This time last week I was in Bangkok, Thailand. I’d just spent a week hanging out with some awesome TCKs from Thailand, Vietnam and Cambodia. It was great! I’ll probably share some stories later about that, but for now I wanted to share some thoughts from the very end of my trip.
I had two days in Bangkok after the conference I was helping at – time to decompress before heading back to the insanity of my wonderful life in Beijing. On my last night I took a taxi to a nearby train station where I took a train to the airport.
While we were stopped at traffic lights the driver rolled down his window to buy a small flower garland from a woman selling them on the street. He handed over some money, rolled up his window, and holding the small string of blossoms in his hands, made a gesture of worship. Then he placed the flowers on his dashboard (near the dried out strings of previous purchases) and went continued driving.
My first thought: why can’t we worship YOU like that, God? The flowers smell nice, and it’s a simple way to include worship in everyday life (we’d been talking during conference about connecting with God throughout the day), and I started thinking about ways I could imitate it…
Before I got too excited, I sensed God tap me on the shoulder, and remind me of something: the system of worship set up in ancient Israel had lots of rituals and daily reminders. For most people it became something done by rote, rather than a heart act of worship. In fact, throughout Scripture we are told that God wants our hearts, not just offerings.
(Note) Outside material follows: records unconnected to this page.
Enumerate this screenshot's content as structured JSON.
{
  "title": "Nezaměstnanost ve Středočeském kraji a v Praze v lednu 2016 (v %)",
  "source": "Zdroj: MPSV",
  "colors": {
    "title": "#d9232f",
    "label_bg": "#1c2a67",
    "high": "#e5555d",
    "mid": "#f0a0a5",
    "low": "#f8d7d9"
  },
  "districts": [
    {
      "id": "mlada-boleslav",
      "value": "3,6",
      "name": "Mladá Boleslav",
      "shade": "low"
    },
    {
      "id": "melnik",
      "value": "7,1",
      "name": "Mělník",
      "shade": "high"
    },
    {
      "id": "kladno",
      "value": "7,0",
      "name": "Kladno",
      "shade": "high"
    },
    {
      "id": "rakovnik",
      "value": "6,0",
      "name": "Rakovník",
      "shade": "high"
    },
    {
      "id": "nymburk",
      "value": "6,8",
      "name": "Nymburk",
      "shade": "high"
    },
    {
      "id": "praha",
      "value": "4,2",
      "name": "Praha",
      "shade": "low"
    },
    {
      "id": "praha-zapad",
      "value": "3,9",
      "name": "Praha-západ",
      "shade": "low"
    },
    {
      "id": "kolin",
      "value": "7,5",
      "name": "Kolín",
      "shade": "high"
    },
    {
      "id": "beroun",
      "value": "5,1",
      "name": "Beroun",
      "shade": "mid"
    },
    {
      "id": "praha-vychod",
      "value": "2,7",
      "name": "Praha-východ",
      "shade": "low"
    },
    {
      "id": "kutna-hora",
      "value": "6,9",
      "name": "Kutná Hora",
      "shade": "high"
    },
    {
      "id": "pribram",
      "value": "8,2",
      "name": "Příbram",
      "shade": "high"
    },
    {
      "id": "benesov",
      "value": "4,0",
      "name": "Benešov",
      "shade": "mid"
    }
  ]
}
Sacrifice and offering you did not desire, but my ears you have pierced;
burnt offerings and sin offerings you did not require.
Then I said, “Here I am, I have come— it is written about me in the scroll.
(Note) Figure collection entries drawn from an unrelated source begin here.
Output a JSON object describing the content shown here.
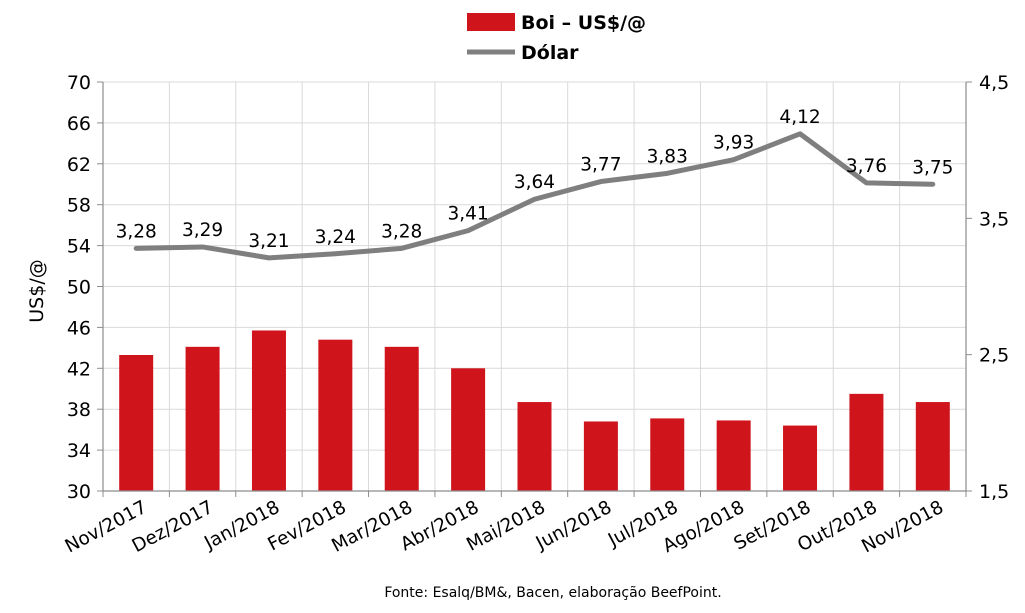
{
  "chart_data": {
    "type": "bar+line",
    "categories": [
      "Nov/2017",
      "Dez/2017",
      "Jan/2018",
      "Fev/2018",
      "Mar/2018",
      "Abr/2018",
      "Mai/2018",
      "Jun/2018",
      "Jul/2018",
      "Ago/2018",
      "Set/2018",
      "Out/2018",
      "Nov/2018"
    ],
    "series": [
      {
        "name": "Boi – US$/@",
        "type": "bar",
        "axis": "left",
        "color": "#d0141c",
        "values": [
          43.3,
          44.1,
          45.7,
          44.8,
          44.1,
          42.0,
          38.7,
          36.8,
          37.1,
          36.9,
          36.4,
          39.5,
          38.7
        ]
      },
      {
        "name": "Dólar",
        "type": "line",
        "axis": "right",
        "color": "#7f7f7f",
        "values": [
          3.28,
          3.29,
          3.21,
          3.24,
          3.28,
          3.41,
          3.64,
          3.77,
          3.83,
          3.93,
          4.12,
          3.76,
          3.75
        ],
        "labels": [
          "3,28",
          "3,29",
          "3,21",
          "3,24",
          "3,28",
          "3,41",
          "3,64",
          "3,77",
          "3,83",
          "3,93",
          "4,12",
          "3,76",
          "3,75"
        ]
      }
    ],
    "ylabel": "US$/@",
    "ylim": [
      30,
      70
    ],
    "yticks": [
      "70",
      "66",
      "62",
      "58",
      "54",
      "50",
      "46",
      "42",
      "38",
      "34",
      "30"
    ],
    "y2lim": [
      1.5,
      4.5
    ],
    "y2ticks": [
      "4,5",
      "3,5",
      "2,5",
      "1,5"
    ],
    "grid": true,
    "legend_position": "top-center",
    "source": "Fonte: Esalq/BM&, Bacen, elaboração BeefPoint."
  }
}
I desire to do your will, O my God; your law is within my heart.”
O Lord, open my lips, and my mouth will declare your praise.
You do not delight in sacrifice, or I would bring it;
you do not take pleasure in burnt offerings.
The sacrifices of God are a broken spirit;
a broken and contrite heart, O God, you will not despise.
For I desire mercy, not sacrifice, and acknowledgment of God rather than burnt offerings.
One of the teachers of the law came and heard them debating. Noticing that Jesus had given them a good answer, he asked him, “Of all the commandments, which is the most important?” “The most important one,” answered Jesus, “is this: ‘Hear, O Israel, the Lord our God, the Lord is one. Love the Lord your God with all your heart and with all your soul and with all your mind and with all your strength.’ The second is this: ‘Love your neighbor as yourself.’ There is no commandment greater than these.” “Well said, teacher,” the man replied. “You are right in saying that God is one and there is no other but him. To love him with all your heart, with all your understanding and with all your strength, and to love your neighbor as yourself is more important than all burnt offerings and sacrifices.” When Jesus saw that he had answered wisely, he said to him, “You are not far from the kingdom of God.”
But those sacrifices are an annual reminder of sins, because it is impossible for the blood of bulls and goats to take away sins. Therefore, when Christ came into the world, he said: “Sacrifice and offering you did not desire, but a body you prepared for me; with burnt offerings and sin offerings you were not pleased. Then I said, ‘Here I am—it is written about me in the scroll— I have come to do your will, O God.’ ” First he said, “Sacrifices and offerings, burnt offerings and sin offerings you did not desire, nor were you pleased with them” (although the law required them to be made). Then he said, “Here I am, I have come to do your will.” He sets aside the first to establish the second.
I began to realise I liked the idea of “simple” acts of worship, like buying flowers, because they were, well, simple. Buy the flowers and you’re done. Much easier to buy flowers than to surrender my will to God. Much easier to burn incense than to submit to His will.
I think that small, everyday gestures can be part of a vibrant faith. These little acts, however, are not a relationship in themselves. They might show honour, but they don’t involve surrender.
I am thankful for a God who has done away with a system of works that can never make me righteous. I am thankful for a relationship, rather than a religion. And while relationship can be messy, I am thankful for that depth of love and mercy and acceptance, rather than a system of offerings.